The process of laser assisted machining (LAM) of metal matrix composites (MMC) is experimentally studied. The effects of process parameters (cutting speed, feed rate and depth of cut), laser parameters (laser power, laser frequency and laser beam angle), and the percentage of reinforcing particles on the tool wear and the surface roughness are investigated. Furthermore, the effects of the mentioned parameters on the built-up edge (BUE), chip shape, and workpiece temperature are explored. The experiments were performed using uncoated tungsten carbide and PCD tools under dry conditions. In order to analyze the sensitivity of the process parameters, the Plackett-Burman method was used for screening of parameters.
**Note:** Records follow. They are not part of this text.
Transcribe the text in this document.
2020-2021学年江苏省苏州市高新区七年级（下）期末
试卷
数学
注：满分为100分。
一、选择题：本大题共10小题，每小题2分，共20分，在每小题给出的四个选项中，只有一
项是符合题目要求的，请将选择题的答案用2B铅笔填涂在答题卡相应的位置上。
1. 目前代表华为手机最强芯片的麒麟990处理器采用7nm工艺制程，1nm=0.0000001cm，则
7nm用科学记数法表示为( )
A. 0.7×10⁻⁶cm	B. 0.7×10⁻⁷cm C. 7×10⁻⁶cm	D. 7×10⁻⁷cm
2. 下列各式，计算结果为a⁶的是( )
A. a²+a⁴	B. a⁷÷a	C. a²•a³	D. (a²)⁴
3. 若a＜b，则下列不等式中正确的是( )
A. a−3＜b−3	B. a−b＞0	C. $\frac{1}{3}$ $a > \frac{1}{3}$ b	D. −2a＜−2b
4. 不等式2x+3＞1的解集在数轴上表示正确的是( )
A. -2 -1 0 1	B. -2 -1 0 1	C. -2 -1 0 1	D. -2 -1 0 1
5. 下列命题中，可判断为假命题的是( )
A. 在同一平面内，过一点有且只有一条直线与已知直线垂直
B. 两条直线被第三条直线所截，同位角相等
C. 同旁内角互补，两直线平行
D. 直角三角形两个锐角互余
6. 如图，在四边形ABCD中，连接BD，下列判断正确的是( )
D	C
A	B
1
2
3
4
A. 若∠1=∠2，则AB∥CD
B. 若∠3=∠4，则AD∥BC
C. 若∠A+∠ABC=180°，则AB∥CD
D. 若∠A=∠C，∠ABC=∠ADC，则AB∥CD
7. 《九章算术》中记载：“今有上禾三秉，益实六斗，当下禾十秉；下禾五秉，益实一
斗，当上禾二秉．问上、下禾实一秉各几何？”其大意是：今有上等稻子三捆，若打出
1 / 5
Then, for experimental optimization of the effective parameters, Taguchi optimization method and analysis of variance (ANOVA) were used. The surface roughness of the specimens and tool wear were considered as the main objectives in the optimization procedure. Photographs of the tool tip after cutting showed that the flank wear and BUE on the tool tip are the main wear mechanisms. The experiments revealed that at high feed rates, the BUE could occur at both low and high cutting speeds. As a part of this study, the mathematical models of the flank wear and the surface roughness in terms of the effective parameters has been formulated. Finally, based on the ANOVA study, an optimal parametric combination that minimizes the surface roughness and tool wear were obtained.